Heute ist Pressetermin! Ich war für die letzten 3 Tage zu Hause um Mails zu checken, Anrufe zu erledigen und den ganzen Kram wegen der anstehenden Apocalyptica Tour und der RockFalls Goth Tour zu klären! Heute ist Listening Session für die geladenen Magazine und auch für mich, da ich die letzten Tage von den Vocalrecordings nur sehr wenig mitbekommen habe! Nach ca. 30 Minuten Fahrt in unserem Bandbus geht’s los. Schnee wohin das Auge blickt!

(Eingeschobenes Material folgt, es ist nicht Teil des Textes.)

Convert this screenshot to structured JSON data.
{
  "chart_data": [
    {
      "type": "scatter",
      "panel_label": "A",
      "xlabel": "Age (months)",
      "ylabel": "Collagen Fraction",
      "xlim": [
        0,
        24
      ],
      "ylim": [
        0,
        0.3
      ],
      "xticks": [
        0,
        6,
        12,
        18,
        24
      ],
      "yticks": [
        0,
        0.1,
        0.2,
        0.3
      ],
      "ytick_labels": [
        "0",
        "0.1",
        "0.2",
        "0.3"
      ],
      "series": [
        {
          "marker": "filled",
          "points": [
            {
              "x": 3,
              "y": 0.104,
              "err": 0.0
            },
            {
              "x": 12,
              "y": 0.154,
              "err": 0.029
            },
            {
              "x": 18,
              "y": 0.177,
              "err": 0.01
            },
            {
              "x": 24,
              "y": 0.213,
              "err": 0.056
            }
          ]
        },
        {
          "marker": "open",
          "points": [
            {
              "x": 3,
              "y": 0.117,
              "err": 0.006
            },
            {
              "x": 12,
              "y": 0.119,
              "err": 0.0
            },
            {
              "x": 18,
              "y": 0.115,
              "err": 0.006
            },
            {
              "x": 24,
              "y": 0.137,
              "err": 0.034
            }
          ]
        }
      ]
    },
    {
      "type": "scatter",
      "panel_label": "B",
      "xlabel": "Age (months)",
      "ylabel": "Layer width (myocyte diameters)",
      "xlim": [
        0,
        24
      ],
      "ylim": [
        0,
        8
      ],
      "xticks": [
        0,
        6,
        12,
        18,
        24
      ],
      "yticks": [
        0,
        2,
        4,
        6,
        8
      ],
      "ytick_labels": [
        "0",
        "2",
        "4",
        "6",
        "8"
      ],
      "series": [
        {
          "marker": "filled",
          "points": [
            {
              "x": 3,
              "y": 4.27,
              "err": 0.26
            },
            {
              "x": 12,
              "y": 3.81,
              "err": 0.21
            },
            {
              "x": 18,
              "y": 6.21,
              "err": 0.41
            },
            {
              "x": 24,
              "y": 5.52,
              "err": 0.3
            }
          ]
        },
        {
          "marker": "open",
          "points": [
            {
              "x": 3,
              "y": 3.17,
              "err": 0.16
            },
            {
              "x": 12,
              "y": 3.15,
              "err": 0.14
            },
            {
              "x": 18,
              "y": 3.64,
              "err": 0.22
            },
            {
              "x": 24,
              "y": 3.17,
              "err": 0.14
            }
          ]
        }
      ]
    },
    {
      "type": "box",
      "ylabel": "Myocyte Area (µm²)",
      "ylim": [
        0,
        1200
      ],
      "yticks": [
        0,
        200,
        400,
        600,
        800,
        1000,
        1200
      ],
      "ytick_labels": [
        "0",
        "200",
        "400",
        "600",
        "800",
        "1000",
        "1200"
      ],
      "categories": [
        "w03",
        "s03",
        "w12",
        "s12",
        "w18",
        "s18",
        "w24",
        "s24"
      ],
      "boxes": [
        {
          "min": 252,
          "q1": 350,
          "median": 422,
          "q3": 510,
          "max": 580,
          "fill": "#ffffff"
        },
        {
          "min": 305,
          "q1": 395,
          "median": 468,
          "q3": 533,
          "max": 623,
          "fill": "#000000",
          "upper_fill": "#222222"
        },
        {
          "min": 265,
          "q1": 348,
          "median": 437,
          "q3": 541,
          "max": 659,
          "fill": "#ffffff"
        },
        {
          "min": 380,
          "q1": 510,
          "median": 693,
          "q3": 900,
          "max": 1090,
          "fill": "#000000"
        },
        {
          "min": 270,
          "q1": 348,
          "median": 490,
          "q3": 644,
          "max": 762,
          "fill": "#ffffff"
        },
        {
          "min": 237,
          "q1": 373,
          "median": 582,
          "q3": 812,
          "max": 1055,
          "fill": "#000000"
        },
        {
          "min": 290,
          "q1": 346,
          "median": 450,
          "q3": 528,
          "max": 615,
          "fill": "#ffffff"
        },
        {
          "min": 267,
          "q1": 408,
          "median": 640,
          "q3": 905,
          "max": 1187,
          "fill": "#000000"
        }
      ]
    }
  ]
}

Mann konzentriert sich auf die Fahrbahn, überall spritzt einem der Dreck von den vorbeifahrenden Lastern an die Scheibe und plötzlich war es da, das Gefühl eine Koksline auf der verschneiten Autobahn! Mann alter, wach wieder auf und konzentrier dich! Nils, Martin, Wildgänse, was? Gerade brüllt Corey Taylor den neuen Apo Hit aus den Boxen und der Himmel lichtet sich! Endlich kommen die ersten Sonnenstrahlen raus, ich hab den Großteil der Strecke hinter mich gebracht. Keine Ahnung wie, aber die Autobahn liegt bald hinter mir. Dieses Erlebnis sollte aber noch den ganzen Tag in mir weilen!

Beim Öffnen der Studiotür krachen mir schon die Songs entgegen und Rob knallt! Ein besserer Nachfolger für Christopher hätte echt nie und nimmer gefunden werden können. Der Typ hat eine Stimme - leck mich, ist das geil! Gerade im Studio angekommen, klingelt schon das Handy. Wolfgang vom Label ist dran. Die Presse kommt schon eine Stunde früher! Puh, wir sind aber doch noch gar nicht mit den Songs durch und es steht noch kein Mix, ich hab noch gar nicht alles gehört und...! Tja da hilft nur eins. Ab zum Kühlschrank und das erste Bier klar machen! John ist wie immer die Ruhe selbst. Dreht da ein Knöpfchen, schaltet wo anders um und bis 15.00 Uhr sind die kompletten Vox auf Festplatte und ich auf dem Weg die Presseleute vom Bahnhof abzuholen! Sandwiches, Süßigkeiten, Bier... alles da. Um John noch die ein, oder andere Minute einzuräumen, verziehen wir uns in die Lounge des Studios um zu plaudern, zu essen und zu trinken. Langsam treffen auch Filmcrew und Überraschungsgast Alex von Eisbrecher im Studio ein. Gegen 18.00 Uhr ist es endlich soweit und der erste Song „A Pearl“ knallt aus den Boxen, es geht weiter über verschneite Autobahnen zu „The Shadow I once kissed“, dann die Gänsehautnummer – "Oceans" (ist nur der Arbeitstitel) -, weiter zu „Sacrificial Lamb“ und und und. Ein Klassiker jagt den nächsten und erst jetzt wird mir bewusst, welch fantastisches, abwechslungsreiches, melancholisches Album wir hier in 3 Wochen fabriziert haben. Headbangen, Gänsehaut und Rock. Was gibt’s noch zu sagen? Ja, Studio war wie immer hart, lustig und nervenaufreibend. Man ist immer froh es „hinter sich“ zu haben! Die Songs knallen. Koks ist wie immer Mangelware und, ach ja, die neue Platte wird den Titel „Songs for the last View“ tragen! Wir haben es geschafft in der kurzen Zeit 15 Songs einzuklopfen und die Creme de la creme wird’s aufs Album schaffen, inkl. so einigen Überraschungen. Seid also gespannt – ach ja: Alkoholvergiftungen muss man nicht behandeln. Einfach aufs Sofa legen und 2 Tage durchschlafen.